Look in their eyes. Do you see this quality?

Even the babies looked sort of stressed-out.


These images have stayed with me, so I just looked into it, and learned this, “the groups of macaques normally exposed to tourists have elevated levels of anxiety,” due to “aggressive interactions” with tourists. There is a ban on feeding the macaques, but tourists fed them M & M’s and junk food when I was there, encouraged the monkeys to jump on them and shrieked at them when they did so. Taxi cab drivers fed them junk food to encourage them to jump on their cars and then drove with them on the car. If it was disturbing to me, I can imagine how the macaques must feel about this day after day.
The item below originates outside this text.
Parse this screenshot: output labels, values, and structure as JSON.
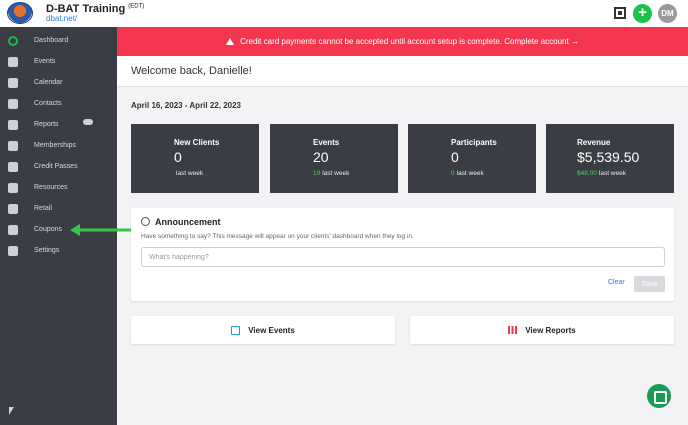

The Macaques are free. Sort of . I learned they are fed a nutritious diet daily and I saw this. They are caught “regularly” to check their health status, weighed and photographed. Each monkey is given a tattoo and a micro-chip. Their reproduction is monitored.


I also found out this un-fun fact, “Since Barbary macaque females reproduce well, the population on Gibraltar is steadily increasing, which in turn puts pressure on the limited habitat. Animal population control is therefore an essential part of the effective management of the population.[23] In 2008 a small group of macaques that had (been) permanently relocated to the Catalan Bay area were culled.”
All this “management” sounds stressful to me. Particularly because they are intelligent creatures and may well know what is going on.
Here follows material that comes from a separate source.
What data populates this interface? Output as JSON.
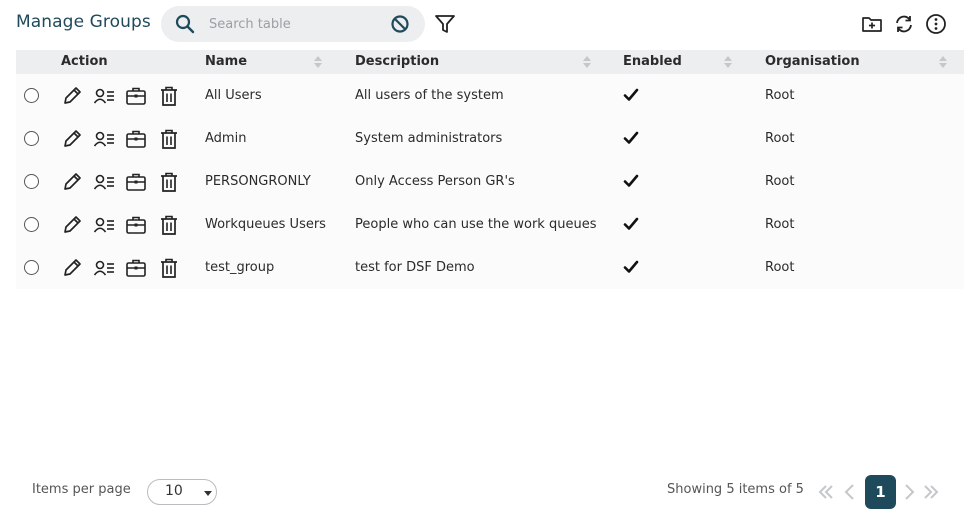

Wild populations of macaques have suffered a major decline in recent years and they are now classified as an endangered species. Truly wild macaques live in Algeria, Morocco and Libya. Macaque habitat is being destroyed by logging and farming, they are poached in the wild, and caught for smuggling as pets.


Written between 1605 and 1610, Alonso Hernández del Portillo, the first chronicler of Gibraltar, wrote:
“But now let us speak of other and living producers which in spite of the asperity of the rock still maintain themselves in the mountain, there are monkeys, who may be called the true owners, with possession from time immemorial, always tenacious of the dominion, living for the most part on the eastern side in high and inaccessible chasms.”
Let’s make sure we protect our intelligent cousins, these “true owners” of the rock, who have possessed it from “time immemorial” and treat them with the respect and dignity they deserve wherever we encounter them. They deserve at least this much from us.


Click to access Macaca_sylvanus.pdf

81 thoughts on “The Pensive Macaques of Gilbraltar~

  1. Isn’t there anyone who can stop this horrific human behavior? They are beautiful but we are not. Humans just cannot stop being idiots and all the animals…well, everything actually, suffers because we are here. The poor souls. I hope someone helps them.

    1. I am afraid that what you are saying is unfortunately too often true. When I decided to look into this, I had no idea that wild macaques were endangered with some estimates placing the wild population at only 8,000.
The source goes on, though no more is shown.